Moreover, Hanafi said that Egypt is not producing billets in the meantime, and the million tonnes of billets to be produced thanks to the new licence awards will generally bring down steel production costs. Egypt imports 1.5 to 1.8 million tonnes of billets annually, he added.
As the IDA declared, 50 per cent of the production capacity of the new licences will be directed to Upper Egypt, and the other 50 per cent to Lower Egypt, which already hosts the majority of steel factories. "Upper Egypt gets priority through the new licences because of the government's plan to continue developing it in the coming period," said Hanafi, adding that many factories will be developed beside the new steel plants, including those whose function will be to collect and recycle steel wastes as well as maintenance workshops, with each new licence thereby increasing job opportunities exponentially.

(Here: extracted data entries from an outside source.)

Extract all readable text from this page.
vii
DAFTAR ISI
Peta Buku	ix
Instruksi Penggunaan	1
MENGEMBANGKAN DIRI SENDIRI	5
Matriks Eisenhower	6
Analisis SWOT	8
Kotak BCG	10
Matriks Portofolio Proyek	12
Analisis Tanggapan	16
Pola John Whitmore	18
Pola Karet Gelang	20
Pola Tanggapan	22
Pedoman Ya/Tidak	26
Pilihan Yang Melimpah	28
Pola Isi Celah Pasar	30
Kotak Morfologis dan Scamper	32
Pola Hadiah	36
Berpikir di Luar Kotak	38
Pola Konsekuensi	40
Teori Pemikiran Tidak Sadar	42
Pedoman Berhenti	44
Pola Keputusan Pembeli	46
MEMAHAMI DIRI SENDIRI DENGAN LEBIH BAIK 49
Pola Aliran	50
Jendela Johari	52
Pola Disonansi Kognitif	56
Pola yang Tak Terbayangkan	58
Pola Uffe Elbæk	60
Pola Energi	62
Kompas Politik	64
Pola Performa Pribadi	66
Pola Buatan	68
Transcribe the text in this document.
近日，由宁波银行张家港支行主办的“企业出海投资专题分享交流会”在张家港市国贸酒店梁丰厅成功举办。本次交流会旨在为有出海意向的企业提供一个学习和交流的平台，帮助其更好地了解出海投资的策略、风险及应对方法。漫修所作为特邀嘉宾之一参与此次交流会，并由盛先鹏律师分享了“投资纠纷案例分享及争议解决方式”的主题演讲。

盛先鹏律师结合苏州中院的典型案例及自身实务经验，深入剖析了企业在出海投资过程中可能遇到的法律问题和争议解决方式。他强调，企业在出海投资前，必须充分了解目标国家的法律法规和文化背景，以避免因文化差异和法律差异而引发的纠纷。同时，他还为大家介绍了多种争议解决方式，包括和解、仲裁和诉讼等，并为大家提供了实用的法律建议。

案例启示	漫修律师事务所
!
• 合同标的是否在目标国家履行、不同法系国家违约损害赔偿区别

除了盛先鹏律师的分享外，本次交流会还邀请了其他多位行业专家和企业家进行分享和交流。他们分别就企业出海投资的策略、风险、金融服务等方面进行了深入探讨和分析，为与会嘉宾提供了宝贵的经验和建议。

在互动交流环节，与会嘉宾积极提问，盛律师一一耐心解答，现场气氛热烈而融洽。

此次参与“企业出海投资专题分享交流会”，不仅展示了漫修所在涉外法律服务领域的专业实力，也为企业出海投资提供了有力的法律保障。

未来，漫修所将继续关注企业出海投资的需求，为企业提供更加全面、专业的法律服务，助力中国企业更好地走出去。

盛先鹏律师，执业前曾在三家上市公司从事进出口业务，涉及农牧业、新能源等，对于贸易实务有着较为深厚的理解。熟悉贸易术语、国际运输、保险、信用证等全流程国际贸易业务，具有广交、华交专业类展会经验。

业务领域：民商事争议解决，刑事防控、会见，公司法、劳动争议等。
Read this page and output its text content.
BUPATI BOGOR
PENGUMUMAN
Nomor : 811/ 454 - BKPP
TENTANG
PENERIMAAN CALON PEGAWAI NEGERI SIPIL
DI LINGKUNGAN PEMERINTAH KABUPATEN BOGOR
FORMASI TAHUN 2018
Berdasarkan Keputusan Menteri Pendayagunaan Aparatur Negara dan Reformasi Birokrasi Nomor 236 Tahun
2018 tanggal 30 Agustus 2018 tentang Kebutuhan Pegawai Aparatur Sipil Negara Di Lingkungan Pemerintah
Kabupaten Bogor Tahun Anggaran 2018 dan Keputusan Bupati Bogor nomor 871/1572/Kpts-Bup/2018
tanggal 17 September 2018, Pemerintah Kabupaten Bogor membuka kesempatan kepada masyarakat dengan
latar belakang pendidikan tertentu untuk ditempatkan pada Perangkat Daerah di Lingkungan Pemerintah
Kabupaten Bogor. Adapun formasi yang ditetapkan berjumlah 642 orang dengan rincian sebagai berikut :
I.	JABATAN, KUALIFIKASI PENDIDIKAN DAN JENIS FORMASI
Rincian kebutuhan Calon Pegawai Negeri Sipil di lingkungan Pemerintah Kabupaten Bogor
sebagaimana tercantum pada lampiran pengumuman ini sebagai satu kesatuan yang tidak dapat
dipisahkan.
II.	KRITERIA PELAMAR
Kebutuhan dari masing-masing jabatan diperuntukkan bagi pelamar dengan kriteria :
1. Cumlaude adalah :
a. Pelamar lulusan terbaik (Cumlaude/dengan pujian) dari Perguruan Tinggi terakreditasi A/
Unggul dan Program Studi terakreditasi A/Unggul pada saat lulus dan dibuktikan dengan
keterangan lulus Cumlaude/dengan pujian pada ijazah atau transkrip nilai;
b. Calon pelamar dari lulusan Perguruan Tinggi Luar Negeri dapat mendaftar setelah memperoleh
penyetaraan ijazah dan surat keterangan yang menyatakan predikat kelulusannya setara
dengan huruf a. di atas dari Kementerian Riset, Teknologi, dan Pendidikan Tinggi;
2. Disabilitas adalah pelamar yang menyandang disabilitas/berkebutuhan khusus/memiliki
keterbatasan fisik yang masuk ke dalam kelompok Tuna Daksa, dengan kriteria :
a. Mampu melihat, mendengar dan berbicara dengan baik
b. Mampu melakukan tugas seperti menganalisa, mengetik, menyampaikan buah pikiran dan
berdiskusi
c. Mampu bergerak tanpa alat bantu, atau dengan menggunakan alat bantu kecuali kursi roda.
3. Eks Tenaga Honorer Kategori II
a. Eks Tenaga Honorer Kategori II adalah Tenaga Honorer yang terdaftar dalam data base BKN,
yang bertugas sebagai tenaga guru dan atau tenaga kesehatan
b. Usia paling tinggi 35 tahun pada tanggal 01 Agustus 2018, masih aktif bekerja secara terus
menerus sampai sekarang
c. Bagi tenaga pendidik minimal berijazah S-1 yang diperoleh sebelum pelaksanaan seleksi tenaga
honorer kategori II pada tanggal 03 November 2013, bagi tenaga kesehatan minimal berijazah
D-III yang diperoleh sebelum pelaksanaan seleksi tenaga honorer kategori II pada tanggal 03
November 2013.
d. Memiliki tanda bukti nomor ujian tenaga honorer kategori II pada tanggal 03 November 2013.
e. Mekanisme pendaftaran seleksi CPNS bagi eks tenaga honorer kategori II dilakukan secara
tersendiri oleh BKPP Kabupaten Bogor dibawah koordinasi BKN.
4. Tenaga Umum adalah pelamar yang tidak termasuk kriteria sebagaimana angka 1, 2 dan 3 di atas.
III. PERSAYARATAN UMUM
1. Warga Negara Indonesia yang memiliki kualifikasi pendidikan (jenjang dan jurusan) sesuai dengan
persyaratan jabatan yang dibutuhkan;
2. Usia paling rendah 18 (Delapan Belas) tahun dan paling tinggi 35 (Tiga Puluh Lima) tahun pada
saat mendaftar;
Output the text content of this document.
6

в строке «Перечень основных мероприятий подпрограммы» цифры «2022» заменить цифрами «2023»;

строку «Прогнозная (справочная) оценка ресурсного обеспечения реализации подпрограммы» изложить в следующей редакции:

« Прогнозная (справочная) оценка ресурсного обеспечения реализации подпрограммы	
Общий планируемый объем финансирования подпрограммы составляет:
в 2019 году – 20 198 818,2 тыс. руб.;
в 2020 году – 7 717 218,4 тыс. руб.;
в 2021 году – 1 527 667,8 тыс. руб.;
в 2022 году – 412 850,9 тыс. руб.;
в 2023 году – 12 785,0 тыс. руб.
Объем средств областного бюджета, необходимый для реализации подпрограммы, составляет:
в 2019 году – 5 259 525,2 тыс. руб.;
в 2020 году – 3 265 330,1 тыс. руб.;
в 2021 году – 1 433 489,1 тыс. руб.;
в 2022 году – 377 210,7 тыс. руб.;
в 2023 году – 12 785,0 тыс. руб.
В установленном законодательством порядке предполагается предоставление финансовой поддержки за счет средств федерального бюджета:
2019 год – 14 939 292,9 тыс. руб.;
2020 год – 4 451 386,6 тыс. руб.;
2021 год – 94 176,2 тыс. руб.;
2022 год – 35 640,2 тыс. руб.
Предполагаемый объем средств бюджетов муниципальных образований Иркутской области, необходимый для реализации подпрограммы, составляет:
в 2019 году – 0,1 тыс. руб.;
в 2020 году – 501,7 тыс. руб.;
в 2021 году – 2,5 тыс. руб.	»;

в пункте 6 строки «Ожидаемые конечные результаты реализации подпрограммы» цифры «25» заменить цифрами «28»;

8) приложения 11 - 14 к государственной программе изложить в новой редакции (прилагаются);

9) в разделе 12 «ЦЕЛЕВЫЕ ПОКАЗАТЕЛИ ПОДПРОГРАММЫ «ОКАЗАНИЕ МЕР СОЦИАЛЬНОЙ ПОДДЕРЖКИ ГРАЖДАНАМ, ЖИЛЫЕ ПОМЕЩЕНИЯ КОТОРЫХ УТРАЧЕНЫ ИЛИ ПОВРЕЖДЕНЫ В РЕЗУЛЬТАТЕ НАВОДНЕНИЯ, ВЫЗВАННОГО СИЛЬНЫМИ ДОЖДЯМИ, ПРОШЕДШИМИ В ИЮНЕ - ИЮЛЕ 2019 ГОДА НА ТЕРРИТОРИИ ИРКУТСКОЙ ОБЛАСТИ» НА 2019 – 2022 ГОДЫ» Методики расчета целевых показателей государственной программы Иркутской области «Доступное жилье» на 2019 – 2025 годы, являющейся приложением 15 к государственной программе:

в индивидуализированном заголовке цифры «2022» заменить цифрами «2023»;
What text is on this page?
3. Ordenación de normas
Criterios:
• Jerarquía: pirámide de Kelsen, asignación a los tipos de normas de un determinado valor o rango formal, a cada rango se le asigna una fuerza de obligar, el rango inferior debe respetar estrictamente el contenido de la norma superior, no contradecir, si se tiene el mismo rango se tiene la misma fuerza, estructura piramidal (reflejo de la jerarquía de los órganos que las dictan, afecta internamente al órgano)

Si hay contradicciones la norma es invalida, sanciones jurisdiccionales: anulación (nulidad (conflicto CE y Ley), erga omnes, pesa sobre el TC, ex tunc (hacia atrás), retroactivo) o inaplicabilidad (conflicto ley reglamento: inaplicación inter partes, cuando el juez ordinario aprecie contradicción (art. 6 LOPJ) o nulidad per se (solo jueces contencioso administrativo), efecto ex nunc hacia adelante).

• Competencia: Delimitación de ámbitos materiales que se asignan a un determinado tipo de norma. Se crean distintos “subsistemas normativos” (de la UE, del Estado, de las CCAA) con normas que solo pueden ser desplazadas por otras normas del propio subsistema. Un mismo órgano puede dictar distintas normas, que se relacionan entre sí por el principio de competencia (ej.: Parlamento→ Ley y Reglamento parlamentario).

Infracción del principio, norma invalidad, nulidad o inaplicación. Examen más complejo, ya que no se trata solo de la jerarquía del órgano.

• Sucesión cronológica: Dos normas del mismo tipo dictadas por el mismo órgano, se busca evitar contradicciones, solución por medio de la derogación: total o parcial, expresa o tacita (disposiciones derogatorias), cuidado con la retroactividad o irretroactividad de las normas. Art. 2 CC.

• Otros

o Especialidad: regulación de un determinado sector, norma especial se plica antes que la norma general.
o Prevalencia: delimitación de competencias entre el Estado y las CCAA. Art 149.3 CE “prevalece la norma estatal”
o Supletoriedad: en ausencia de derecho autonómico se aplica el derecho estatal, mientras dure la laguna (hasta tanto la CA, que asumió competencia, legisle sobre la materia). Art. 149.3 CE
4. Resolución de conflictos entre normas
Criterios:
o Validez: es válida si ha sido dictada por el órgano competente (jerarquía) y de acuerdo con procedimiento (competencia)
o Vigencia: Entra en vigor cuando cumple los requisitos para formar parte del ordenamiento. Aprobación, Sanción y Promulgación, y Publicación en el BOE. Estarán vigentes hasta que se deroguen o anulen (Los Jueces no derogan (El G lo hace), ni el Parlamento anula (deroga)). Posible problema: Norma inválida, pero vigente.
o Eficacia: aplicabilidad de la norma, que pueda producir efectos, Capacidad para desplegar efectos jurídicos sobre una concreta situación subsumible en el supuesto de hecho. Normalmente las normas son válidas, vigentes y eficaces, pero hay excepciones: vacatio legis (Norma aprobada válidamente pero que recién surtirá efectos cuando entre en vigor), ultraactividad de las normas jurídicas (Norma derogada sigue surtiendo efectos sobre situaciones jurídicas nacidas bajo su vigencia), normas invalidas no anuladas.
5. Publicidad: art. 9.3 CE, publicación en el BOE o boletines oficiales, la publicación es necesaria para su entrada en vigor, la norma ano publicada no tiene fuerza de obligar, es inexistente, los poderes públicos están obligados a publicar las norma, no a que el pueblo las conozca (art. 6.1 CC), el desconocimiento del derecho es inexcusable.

Taha believes the new licences are a result of a flourishing construction sector and a growing number of development projects. Minister of Trade and Industry Rachid Mohamed Rachid was quoted as saying that the government has allocated LE50 billion to the implementation of infrastructure projects through the coming 18 months. Taha also said that the licences will create competition between steel producers and prevent the emergence of monopolies, as such bringing prices down and eventually benefiting the consumer.
"ES is no longer controlling the bulk of production," Hanafi noted, adding that "four new factories have been established since 2008 when similar but larger licences were given out by IDA, and they added two million tonnes to the then total production capacity of seven million tonnes."
"ES didn't fight for the new licences because they are not of large production capacity," says Kamel Galal, investor relations manager at ES. He added that his company is working on projects which are being developed through a 2008 licence. The main project involves the annual production of 1.9 million tonnes of direct reduced iron (DRI), which replaces scrap steel in producing steel rebars and makes large savings in production costs. "ES has been developing this project since 2009, and production will start in the second half of 2011," Galal stated. ES produces 3.3 million of steel rebars annually.
Hanafi added that there will be new steel factories operating by 2011, increasing production capacity to 11 million tonnes.